I don't think things would be much different in the first world. The effect of the Enlightenment on the West's meme pool was to introduce of a meme that conferred resistance to religion, so long as people live in relatively well-off circumstances. Stress a westerner and the religious meme is likely to flare up again, like shingles, hence the outbreaks of religious warfare in Northern Ireland and Serbo-Croatia. The downside of the Post-Enlightenment Western model of civilization, though, is the weakness of community and the absence of religion's psychological benefits. Nowadays, community is based around jobs, X-Factor and Facebook, and these are no substitute for face-to-face encounters with our fellow human beings. The metaphor for life now has changed from 'be good, and you'll get into heaven' to 'he who dies with the most stuff wins'. Success in this world is not measured by friendships, but by how big a house/car/HDTV you can afford. As for psychological coping strategies, it's Prozac or Oprah, take your pick.

Meanwhile, in the third world, the effect of taking away people's religion overnight would be outright slaughter. Think Pol Pot, Idi Amin, Robert Mugabe, North Korea and the Democratic Republic of the Congo, except EVERYWHERE. It doesn't bear thinking about.

The West is full of quietly religious people who do no harm. They aren't out there strapping suicide bombs to themselves. They aren't holding barbecues fueled by someone else's religious text. They're just getting along. If you ask them if they believe in god they'll say they believe in 'something, a higher power'. They get some of the benefits of religion without all the nasty side-effects. Dawkins and Hitchens would take their delusion away from them, and in the process they'd take away its benefits, too, and give them nothing to replace them.

The sickle cell trait survives because malaria survives. If we could eradicate malaria, then the sickle cell trait would weed itself out of the gene pool.

Religion survives because people live in adverse circumstances. If we could eradicate those adversities then religion would weed itself out of the meme pool.

In The Moral Landscape, Sam Harris makes a brave attempt to sketch a world in which morality is grounded in maximizing human well-being, rather than obeying the tenets of religious texts designed for a very different world.
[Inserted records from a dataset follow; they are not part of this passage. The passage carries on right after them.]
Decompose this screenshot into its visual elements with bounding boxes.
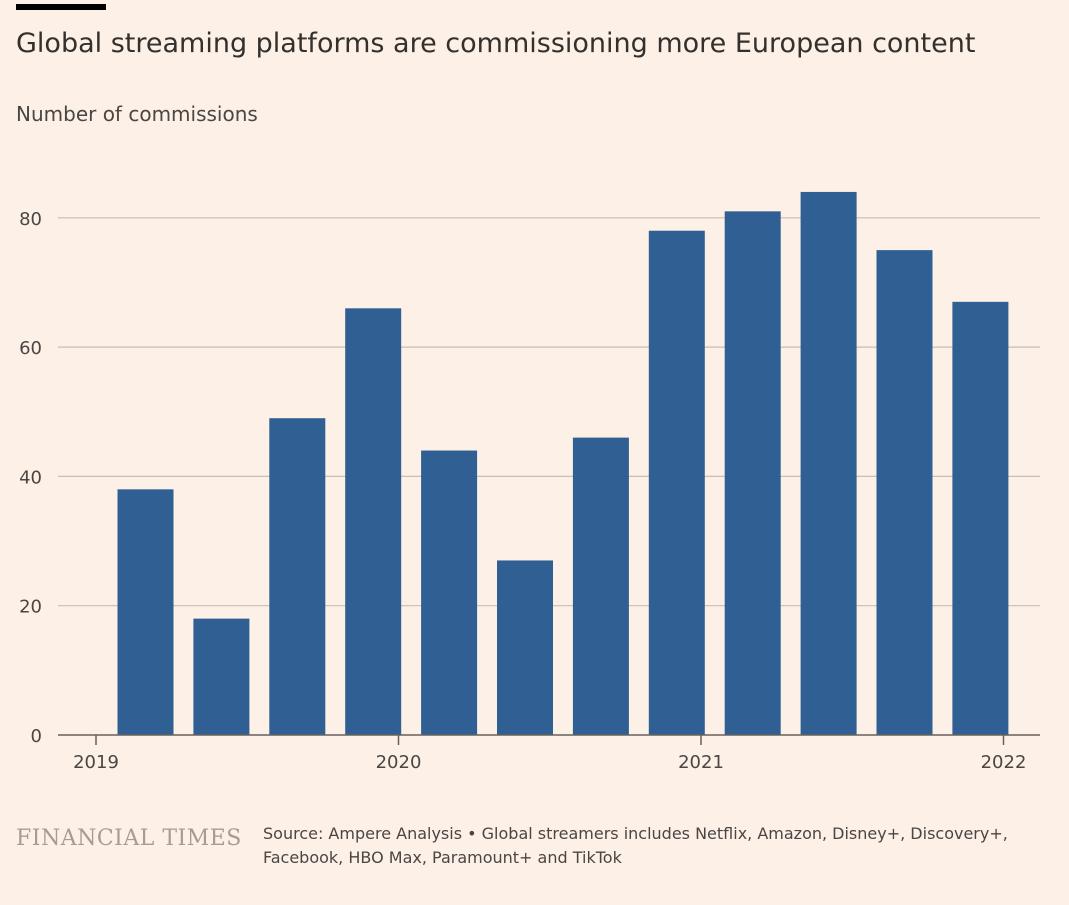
y-tick-label-40: 40 [19,467,42,488]
x-tick-label-2019: 2019 [73,752,119,773]
y-tick-label-20: 20 [19,597,42,618]
x-tick-label-2020: 2020 [376,752,422,773]
bar-4 [345,308,402,735]
bar-2 [193,618,250,735]
bar-12 [952,301,1009,735]
chart-title: Global streaming platforms are commissio… [16,28,976,59]
x-axis: 2019 2020 2021 2022 [58,734,1040,773]
source-line-1: Source: Ampere Analysis • Global streame… [263,824,1008,843]
x-tick-label-2021: 2021 [678,752,724,773]
bar-11 [876,250,933,735]
bar-chart: 0 20 40 60 80 2019 2020 2021 2022 [19,191,1040,773]
source-note: Source: Ampere Analysis • Global streame… [263,822,1043,870]
y-axis-ticks: 0 20 40 60 80 [19,209,42,747]
source-line-2: Facebook, HBO Max, Paramount+ and TikTok [263,848,622,867]
bar-3 [269,418,326,735]
bar-9 [724,211,781,735]
bar-6 [497,560,553,735]
top-rule [16,4,106,10]
y-tick-label-60: 60 [19,338,42,359]
y-tick-label-80: 80 [19,209,42,230]
bar-7 [572,437,629,735]
bar-1 [117,489,174,735]
y-tick-label-0: 0 [31,726,42,747]
brand-logo: FINANCIAL TIMES [16,826,242,851]
y-axis-label: Number of commissions [16,102,258,126]
x-tick-label-2022: 2022 [981,752,1027,773]
bar-10 [800,191,857,735]
bar-8 [648,230,705,736]
bar-5 [421,450,478,735]
bars [117,191,1009,736]
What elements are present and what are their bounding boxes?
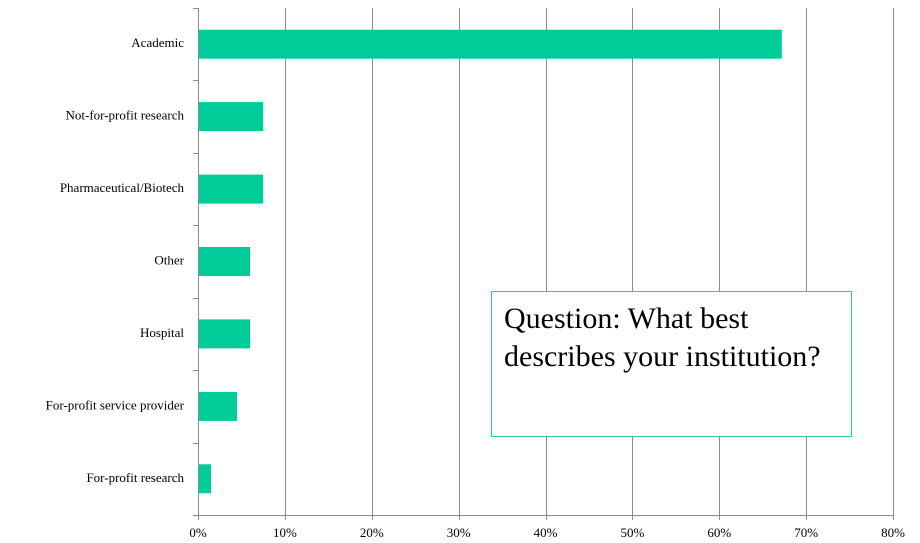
bar	[198, 102, 264, 132]
question-annotation: Question: What best describes your insti…	[491, 291, 852, 437]
bar	[198, 174, 264, 204]
bar	[198, 391, 238, 421]
gridlines	[285, 8, 894, 515]
bar	[198, 29, 782, 59]
x-tick-label: 80%	[881, 525, 905, 540]
bar	[198, 319, 251, 349]
bars	[198, 29, 782, 494]
category-label: Hospital	[140, 325, 184, 340]
bar	[198, 247, 251, 276]
x-tick-label: 70%	[794, 525, 818, 540]
axes	[193, 8, 894, 520]
category-label: Academic	[131, 35, 184, 50]
x-tick-label: 20%	[360, 525, 384, 540]
bar	[198, 464, 211, 494]
category-labels: Academic Not-for-profit research Pharmaceu…	[46, 35, 185, 485]
category-label: Other	[154, 252, 184, 267]
x-tick-label: 40%	[534, 525, 558, 540]
x-tick-labels: 0% 10% 20% 30% 40% 50% 60% 70% 80%	[189, 525, 905, 540]
x-tick-label: 60%	[707, 525, 731, 540]
x-tick-label: 50%	[620, 525, 644, 540]
x-tick-label: 30%	[447, 525, 471, 540]
question-text: Question: What best describes your insti…	[504, 302, 821, 373]
category-label: For-profit research	[86, 470, 184, 485]
category-label: Not-for-profit research	[66, 108, 185, 123]
x-tick-label: 10%	[273, 525, 297, 540]
category-label: Pharmaceutical/Biotech	[60, 180, 185, 195]
category-label: For-profit service provider	[46, 397, 185, 412]
x-tick-label: 0%	[189, 525, 207, 540]
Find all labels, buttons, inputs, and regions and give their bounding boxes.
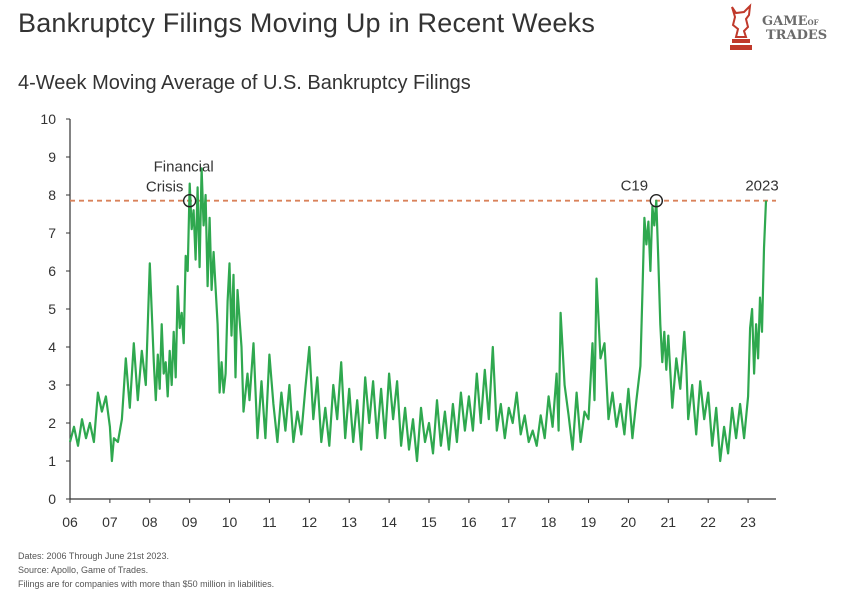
x-tick-label: 06 xyxy=(62,514,78,530)
x-tick-label: 23 xyxy=(740,514,756,530)
y-tick-label: 0 xyxy=(48,491,56,507)
logo-word-game: GAME xyxy=(762,14,808,29)
y-tick-label: 5 xyxy=(48,301,56,317)
x-tick-label: 21 xyxy=(661,514,677,530)
logo-word-of: OF xyxy=(807,18,819,27)
annotations: Financial Crisis C19 2023 xyxy=(146,159,779,208)
x-tick-label: 19 xyxy=(581,514,597,530)
chart-notes: Dates: 2006 Through June 21st 2023. Sour… xyxy=(18,549,274,591)
c19-marker xyxy=(649,193,664,208)
logo-word-trades: TRADES xyxy=(766,28,828,43)
y-axis: 0 1 2 3 4 5 6 7 8 9 10 xyxy=(40,111,71,507)
series-line xyxy=(68,167,768,463)
x-tick-label: 22 xyxy=(700,514,716,530)
y-tick-label: 4 xyxy=(48,339,56,355)
note-dates: Dates: 2006 Through June 21st 2023. xyxy=(18,551,169,561)
game-of-trades-logo: GAMEOF TRADES xyxy=(724,2,834,54)
y-tick-label: 10 xyxy=(40,111,56,127)
financial-crisis-marker xyxy=(182,193,197,208)
financial-crisis-label-line1: Financial xyxy=(154,159,214,176)
x-tick-label: 10 xyxy=(222,514,238,530)
x-tick-label: 13 xyxy=(341,514,357,530)
x-tick-label: 12 xyxy=(302,514,318,530)
y-tick-label: 8 xyxy=(48,187,56,203)
x-tick-label: 09 xyxy=(182,514,198,530)
x-tick-label: 20 xyxy=(621,514,637,530)
y-tick-label: 7 xyxy=(48,225,56,241)
year-2023-label: 2023 xyxy=(745,178,778,195)
y-tick-label: 9 xyxy=(48,149,56,165)
x-tick-label: 08 xyxy=(142,514,158,530)
x-tick-label: 11 xyxy=(262,514,277,530)
bull-chess-knight-icon xyxy=(730,3,752,50)
x-tick-label: 18 xyxy=(541,514,557,530)
x-tick-label: 16 xyxy=(461,514,477,530)
note-source: Source: Apollo, Game of Trades. xyxy=(18,565,149,575)
y-tick-label: 6 xyxy=(48,263,56,279)
chart-subtitle: 4-Week Moving Average of U.S. Bankruptcy… xyxy=(18,72,471,94)
y-tick-label: 1 xyxy=(48,453,56,469)
x-axis: 06 07 08 09 10 11 12 13 14 15 16 17 18 19 20 21 22 23 xyxy=(62,498,776,530)
c19-label: C19 xyxy=(621,178,649,195)
y-tick-label: 2 xyxy=(48,415,56,431)
x-tick-label: 07 xyxy=(102,514,118,530)
y-tick-label: 3 xyxy=(48,377,56,393)
note-filings: Filings are for companies with more than… xyxy=(18,579,275,589)
financial-crisis-label-line2: Crisis xyxy=(146,179,184,196)
x-tick-label: 14 xyxy=(381,514,397,530)
chart-title: Bankruptcy Filings Moving Up in Recent W… xyxy=(18,8,596,38)
x-tick-label: 15 xyxy=(421,514,437,530)
x-tick-label: 17 xyxy=(501,514,517,530)
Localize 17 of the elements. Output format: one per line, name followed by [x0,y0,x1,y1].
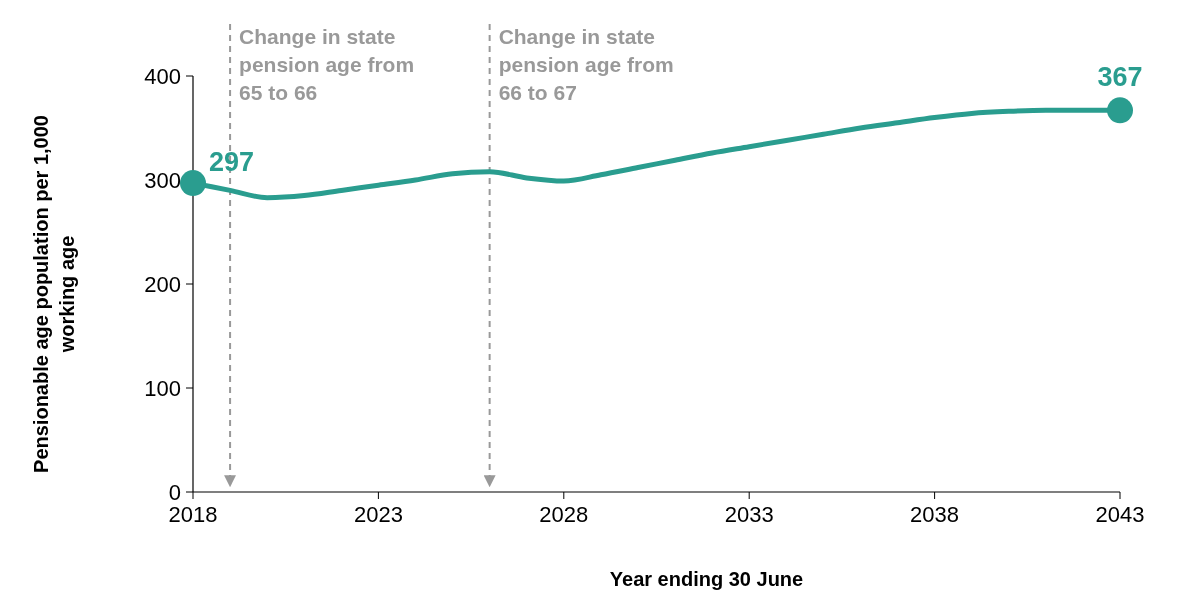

Well-being is rather a vague concept, but there are governments out there that are starting to ask how they can measure it. It's a start, and I hate to be a party-pooper here, but it's not enough.

If we focus on human happiness then there's a danger that we're all going to end up with bigger houses, cars, and HDTVs, because at the moment we equate happiness with success in the consumer lifestyle game. Meanwhile, the system that keeps us alive - the Earth's biosphere - is getting trashed. I tell you now, if we don't get the relationship between our happiness and the Earth's resources sorted out then in 50-100 years time you are going to see a resurgence in religion, and religious warfare that'll throw us back into the stone age.

The shrill, simpleminded atheism of Dawkins and Hitchens is no basis for sustaining a world with 9+ billion people on it. Their breed of atheism is however a great way to get that population down to 5- billion.

Harris' anthropocentric, well-being model is no answer either, because we could so easily shop ourselves to death.

What we need is an attitude towards life that is grounded in both the nature of ourselves and the world that we live in.

And that's what I'm going to write about in future posts.